Jack Barnstable was staff director on the one assignment that had absorbed his life from the very beginning of Don’s career, the presidential campaign of Senator Donald Benjamin James. He was a pro, a man of gargantuan size, appetite and mind. Jack Barnstable was indispensable to our future strategy.
“What was her reaction?” I asked.
“Well, I was pretty vague. I gave her just enough details for her to get the message.”
“Evasion again?”
The telephone ring blasted its way into our consciousness, frightening us with its sudden intensity. Christine picked it up and handed it to Don.
“Yes, Jack.” He listened patiently. “That’s about the size of it, Jack.” We could hear a muffled voice at the other end and could visually observe the impact of the words on Don. He looked at his wach.
“Well, I guess I owe you that much, Jack. Briefly, this is the story. . . .”
He outlined the bare details. He did not hide the fact of his having an affair with Marlena. One did not hold these things back from Jack Barnstable.
“I’m sorry, Jack,” Don said, after he had given him the story. “Yes, we do have some ideas. We, we’ve considered tha
t. No, don’t bring any lawyers, not yet.”
He hung up and looked at his watch again.
“We should go now. We should report to the police,” Don said. He stretched out his arms in front of him. His hands shook. “I need time,” he said. “I’ll blow my cool. I need time.”
“Let’s wait for Jack,” I suggested.
“Three more hours.” He thought for a moment. “I have got to have more time.”
“Maybe you should try and get some sleep,” I said.
“Who the hell can sleep?”
“You’re going to need all your wits, Don.”

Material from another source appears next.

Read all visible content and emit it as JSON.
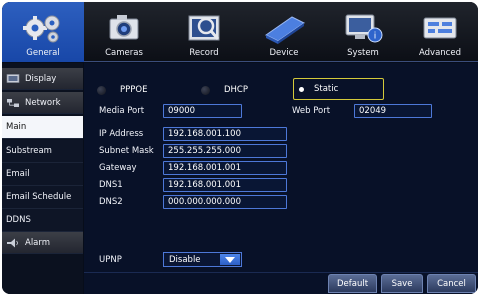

But instead of answering, he walked out into the night again. I followed. The beach seemed a wasteland of deadness. The waters had calmed. Heavy clouds obscured the moonlight. It seemed as if the world had simply stopped. He looked in either direction, his eyes making an effort to penetrate the inky darkness. Then he shrugged and came in again.
X
I watched Christine typing on the blue portable that was always an essential part of her baggage. Businesslike and alert, her glasses slipping halfway down her nose, she was typing a memo to Jack Barnstable. It was a reflex of her way of life. Perhaps a painter would paint in her situation. A writer would write. A carpenter would chisel wood.
Don had gone into the bedroom, Christine’s and mine, and was, hopefully, asleep. I looked in and didn’t see a stir. I couldn’t sleep. My mind was busy with details on how we were going to cope with the next twenty-four hours. The crucial twenty-four hours—the onslaught of the news media, the pressures of political allies and enemies, the reaction from friends and foes from abroad. Barnstable would have the toughest assignment. He would have to keep the whole organization in line, not only the sixty-odd staff people on the campaign payroll, but the bankrollers, who would be quick to panic, and the amateurs, who, in the absence of any payment, would be the toughest to hold, especially the women. It was not simply the case of an indiscretion by, perhaps, the head of a corporation. Hell, he could be replaced. But how could you replace the man who was the organization? That was the whole point of the game. He was not a man. He was an entity, an organization. He presided over a closed world of bright young men and women with burning eyes who wrote long memos and filled pages of printed loose-leaf books: the “DBJ Advance Man’s Manual”; the “DBJ Index of Past Policy Guide”; the “DBJ Audio-Visual Policy Line”; including the authorized pictures, the authorized poses, the authorized words, the authorized method of endorsement; the “DBJ Foreign Policy Index”; the “DBJ Past Poll Index”; the “DBJ Supplementary Staff Guide” (the campaign staff as opposed to the senatorial staff); the “Green Book of Contributors”—three copies, Jack’s, mine and Max’s.